Starbucks Coffee Company will sell beer and wine in Atlanta, Southern California, Chicago and Pacific Northwest area stores later this year.
Customers expressed a desire to have more options for relaxing in an evening setting.
“We recognize the importance of continuously evolving with our customers’ interests, lifestyles and values in order to stay relevant over the long term,” a company spokesperson said.
“Our customers have told us that this is a natural extension to our coffee menu and our third place experience.”
The company targeted stores where it is relevant to create an atmosphere that lets customers relax with a friend, have a small bite to eat and a cup of coffee or a glass of wine.
“As our customers transition from work to home, many are looking for a warm and inviting place to unwind and connect with the people they care about,” Clarice Turner, senior vice president of Starbucks Coffee Company, said.
The option for alcoholic beverages along with a new premium food menu and the incorporation of flexible seating to accommodate individuals and larger parties will all serve to enhance the company’s evening-setting atmosphere.
Despite all the changes, top-notch coffee will remain the focus of the Starbucks’ experience.
“As we introduce new expressions of the Starbucks Experience, we’ve stayed true to our original vision and values, with the same commitment to premium quality coffee, passionate partners and a rich customer experience,” a company spokesperson said.
As expected, concerns have risen over the mainstream coffee company’s ability to ensure that only safe and legal consumption of alcohol will take place in their stores.

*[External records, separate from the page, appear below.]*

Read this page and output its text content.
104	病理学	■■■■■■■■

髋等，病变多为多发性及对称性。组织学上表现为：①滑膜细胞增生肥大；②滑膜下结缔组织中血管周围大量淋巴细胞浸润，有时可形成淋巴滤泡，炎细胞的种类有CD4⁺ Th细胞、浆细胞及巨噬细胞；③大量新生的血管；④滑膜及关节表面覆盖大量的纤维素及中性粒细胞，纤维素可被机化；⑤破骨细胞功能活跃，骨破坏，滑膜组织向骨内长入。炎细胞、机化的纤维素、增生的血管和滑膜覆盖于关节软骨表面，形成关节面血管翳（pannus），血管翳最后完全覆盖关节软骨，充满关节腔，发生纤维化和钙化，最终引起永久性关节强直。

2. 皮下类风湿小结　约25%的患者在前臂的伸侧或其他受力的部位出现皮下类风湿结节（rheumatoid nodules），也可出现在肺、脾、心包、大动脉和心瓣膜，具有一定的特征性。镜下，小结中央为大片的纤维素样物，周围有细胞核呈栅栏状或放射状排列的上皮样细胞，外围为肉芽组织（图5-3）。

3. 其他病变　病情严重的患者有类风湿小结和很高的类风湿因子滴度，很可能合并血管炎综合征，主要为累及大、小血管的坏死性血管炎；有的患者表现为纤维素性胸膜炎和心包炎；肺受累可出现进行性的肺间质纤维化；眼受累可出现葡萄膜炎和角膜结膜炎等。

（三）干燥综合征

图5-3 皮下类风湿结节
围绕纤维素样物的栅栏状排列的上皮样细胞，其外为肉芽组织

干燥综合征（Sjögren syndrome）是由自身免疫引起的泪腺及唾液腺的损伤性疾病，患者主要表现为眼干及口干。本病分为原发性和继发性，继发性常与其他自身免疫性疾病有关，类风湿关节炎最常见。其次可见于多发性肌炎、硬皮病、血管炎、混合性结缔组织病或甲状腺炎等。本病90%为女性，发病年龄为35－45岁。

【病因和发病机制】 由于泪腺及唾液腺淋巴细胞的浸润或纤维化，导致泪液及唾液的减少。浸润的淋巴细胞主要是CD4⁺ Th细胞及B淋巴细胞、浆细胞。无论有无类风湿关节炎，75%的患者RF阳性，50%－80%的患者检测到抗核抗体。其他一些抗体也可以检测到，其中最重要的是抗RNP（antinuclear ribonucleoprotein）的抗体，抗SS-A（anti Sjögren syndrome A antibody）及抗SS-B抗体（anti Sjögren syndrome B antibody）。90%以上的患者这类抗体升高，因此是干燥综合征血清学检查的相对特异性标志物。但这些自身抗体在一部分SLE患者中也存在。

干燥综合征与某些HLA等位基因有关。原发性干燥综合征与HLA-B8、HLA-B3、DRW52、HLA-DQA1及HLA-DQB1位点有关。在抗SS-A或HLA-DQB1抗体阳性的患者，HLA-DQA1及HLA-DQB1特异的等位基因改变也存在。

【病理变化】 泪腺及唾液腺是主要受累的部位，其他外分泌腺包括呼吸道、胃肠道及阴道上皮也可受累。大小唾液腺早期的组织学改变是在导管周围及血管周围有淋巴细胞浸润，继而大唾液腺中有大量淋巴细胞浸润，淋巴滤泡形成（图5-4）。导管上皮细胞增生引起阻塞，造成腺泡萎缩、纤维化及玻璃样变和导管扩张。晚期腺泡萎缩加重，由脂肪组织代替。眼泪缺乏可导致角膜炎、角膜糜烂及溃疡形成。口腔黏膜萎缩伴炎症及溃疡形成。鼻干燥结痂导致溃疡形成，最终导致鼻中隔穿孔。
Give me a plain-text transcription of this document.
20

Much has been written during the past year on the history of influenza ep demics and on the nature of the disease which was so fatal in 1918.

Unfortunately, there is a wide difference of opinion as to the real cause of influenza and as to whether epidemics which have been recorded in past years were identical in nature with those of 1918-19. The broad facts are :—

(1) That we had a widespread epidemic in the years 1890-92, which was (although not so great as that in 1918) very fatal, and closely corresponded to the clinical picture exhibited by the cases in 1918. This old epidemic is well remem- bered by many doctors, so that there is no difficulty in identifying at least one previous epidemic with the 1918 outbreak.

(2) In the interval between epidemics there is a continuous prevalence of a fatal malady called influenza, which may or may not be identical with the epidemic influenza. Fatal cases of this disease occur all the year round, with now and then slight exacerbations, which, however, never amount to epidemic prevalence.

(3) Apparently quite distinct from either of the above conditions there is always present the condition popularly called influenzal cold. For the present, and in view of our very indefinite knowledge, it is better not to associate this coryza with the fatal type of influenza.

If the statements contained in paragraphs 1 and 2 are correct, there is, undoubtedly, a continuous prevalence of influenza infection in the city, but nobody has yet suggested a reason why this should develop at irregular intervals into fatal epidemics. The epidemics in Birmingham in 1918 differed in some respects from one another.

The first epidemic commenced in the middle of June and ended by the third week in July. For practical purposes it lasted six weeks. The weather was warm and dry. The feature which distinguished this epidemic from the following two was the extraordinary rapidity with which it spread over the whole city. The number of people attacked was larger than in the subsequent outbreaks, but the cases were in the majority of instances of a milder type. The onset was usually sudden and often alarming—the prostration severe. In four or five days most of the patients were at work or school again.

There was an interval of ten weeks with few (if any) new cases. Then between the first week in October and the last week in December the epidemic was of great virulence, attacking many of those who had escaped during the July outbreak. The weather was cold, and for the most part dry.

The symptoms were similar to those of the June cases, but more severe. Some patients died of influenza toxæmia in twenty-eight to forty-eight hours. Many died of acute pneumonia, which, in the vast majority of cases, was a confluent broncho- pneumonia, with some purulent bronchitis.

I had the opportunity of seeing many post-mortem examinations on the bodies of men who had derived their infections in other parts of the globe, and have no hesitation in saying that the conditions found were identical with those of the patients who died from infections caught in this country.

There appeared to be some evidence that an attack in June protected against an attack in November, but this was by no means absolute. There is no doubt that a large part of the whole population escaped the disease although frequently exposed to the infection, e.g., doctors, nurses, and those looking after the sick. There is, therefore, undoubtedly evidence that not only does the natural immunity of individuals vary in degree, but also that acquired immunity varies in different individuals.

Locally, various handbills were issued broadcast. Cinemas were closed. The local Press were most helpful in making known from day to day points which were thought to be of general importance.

However, according to Starbucks’ media relations, all of the partners who work in those store locations serving wine and beer will be at least 21 years of age and will be trained to spot and assess customers who may have had too much to drink. Service will be refused to anyone who is visibly intoxicated.
“Partners are trained to call law enforcement as situations arise,” said Starbucks’ media relations. “We continuously review our procedures and we will continue to work closely with law enforcement to be sure our stores continue to provide a welcoming atmosphere for all customers.”
VSU’s on-campus Starbuck’s will not be serving beer or wine, according to Chris Valdas, student union manager.
“We did receive word on this; however, it is against our policy to sell alcohol on campus in a university setting,” he said.
Students have conflicting views on whether the change will have a positive or negative influence on their Starbucks experience.
Some students, like Jonathan Landrum, senior accounting major, don’t believe alcohol belongs in a coffee shop.
“It doesn’t really go with the whole coffee thing. You can go to the gas station and get beer,” Landrum said. “I don’t want to go to Starbucks and take out my laptop to do homework around drunk people.”
Other students, like Stuart Taylor, English graduate student, are more open to the idea and are excited to see Starbucks evolving and keeping up with the times.
“I think it’s definitely a good idea to try and see what happens,” he said. “There’s definitely a market for it and in this economy any business really needs to try new things to keep old customers coming and gain new ones.”